Currently, many insurance companies are quoting interest rates on universal-life side funds of 11 or 12 percent. Some companies, however, pay a lower rate on the first $1,000 of cash values or charge the policy with higher premiums for death protection. Also, while a company may advertise its universal-life policies as ''no-load,'' that is, without a sales charge, it may have what are known as high ''back-end loads,'' or surrender charges. These charges may amount to as much as 10 percent of the premiums deposited after the first year and range down to 1 percent in the tenth year, or there may be no charges for full surrender and only a $25 fee for partial surrenders.

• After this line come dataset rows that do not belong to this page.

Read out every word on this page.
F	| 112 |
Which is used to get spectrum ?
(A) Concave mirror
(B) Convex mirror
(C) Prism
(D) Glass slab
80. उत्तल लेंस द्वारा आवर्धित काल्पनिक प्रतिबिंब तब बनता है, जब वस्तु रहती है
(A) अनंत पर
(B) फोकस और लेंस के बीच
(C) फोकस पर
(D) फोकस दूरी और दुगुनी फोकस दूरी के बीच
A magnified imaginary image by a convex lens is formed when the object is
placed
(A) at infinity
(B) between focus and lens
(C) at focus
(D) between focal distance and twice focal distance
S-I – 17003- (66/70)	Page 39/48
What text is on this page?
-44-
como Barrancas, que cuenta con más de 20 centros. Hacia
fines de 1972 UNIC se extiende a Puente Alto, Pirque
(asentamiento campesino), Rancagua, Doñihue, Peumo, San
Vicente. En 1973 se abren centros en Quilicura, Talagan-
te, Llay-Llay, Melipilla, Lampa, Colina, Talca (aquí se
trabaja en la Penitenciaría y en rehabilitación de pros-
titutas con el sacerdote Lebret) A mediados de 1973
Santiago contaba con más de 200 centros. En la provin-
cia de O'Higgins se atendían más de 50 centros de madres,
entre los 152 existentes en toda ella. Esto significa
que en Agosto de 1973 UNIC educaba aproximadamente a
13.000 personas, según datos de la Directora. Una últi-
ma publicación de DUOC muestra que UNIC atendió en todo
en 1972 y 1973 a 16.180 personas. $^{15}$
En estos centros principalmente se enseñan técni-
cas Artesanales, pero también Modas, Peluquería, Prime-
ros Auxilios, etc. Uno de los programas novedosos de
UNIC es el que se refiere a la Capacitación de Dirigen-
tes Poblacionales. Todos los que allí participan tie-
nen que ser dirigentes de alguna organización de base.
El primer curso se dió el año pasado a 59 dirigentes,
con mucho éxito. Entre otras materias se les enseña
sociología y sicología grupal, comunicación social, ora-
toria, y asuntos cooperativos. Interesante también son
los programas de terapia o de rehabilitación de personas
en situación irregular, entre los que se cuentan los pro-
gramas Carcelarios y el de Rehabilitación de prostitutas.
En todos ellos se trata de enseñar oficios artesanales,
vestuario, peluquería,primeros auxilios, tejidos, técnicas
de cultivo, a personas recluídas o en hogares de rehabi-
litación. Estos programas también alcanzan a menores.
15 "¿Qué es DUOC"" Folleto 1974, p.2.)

All of these fees and charges can reduce a stated 11 percent return by as much as half, Mr. Hunt notes, although the reduction is usually more like two of three precentage points.
On some policies, there is a $1,000 ''threshold,'' which is the cash value that has to be built up before the high interest rate is applied. You'll get a better return without the threshold.
Two companies with very low charges, Mr. Hunt says, are USAA Life of San Antonio and Northwestern Mutual Life of Milwaukee. While both have sales charges (3 percent at USAA, 7.5 percent at Northwestern), and both have very low or nonexistent policy fees and no charge for full surrender, although they do have a $25 partial-surrender fee.
At USAA, where almost all sales contacts are made my mail or phone, the typical universal-life customer is between 30 and 39 years old and is buying about $75,000 of coverage, says Kenneth McClure, the company's executive director of marketing services. The average premium for that coverage is about $ 1,200.
Even though USAA's 111/4 percent return is quite competitive by money fund standards, ''most people who buy universal life are buying it for life insurance reasons,'' not high returns, Mr. McClure says.
Comparing premiums, rates of return, fees, loads, and surrender charges for universal-life policies can be a time-consuming and confusing process. In the meantime, you still need life insurance. To cover that need, the easiest course is probably to keep your whole-life coverage, if you have it, or take out a one-year term policy. A few phone calls can give you most of the information you need to compare term policies and rates. Literature you get in the mail can give you the rest.
You may find, as many insurance buyers have, that term insurance, too, has become more competitive. Rates have come down considerably - especially for nonsmokers - and insurance agents are more willing to discuss term insurance than they once were.
Also, term still has the advantage of lower costs in a person's younger years than any other kind of insurance, making it attractive for a young family.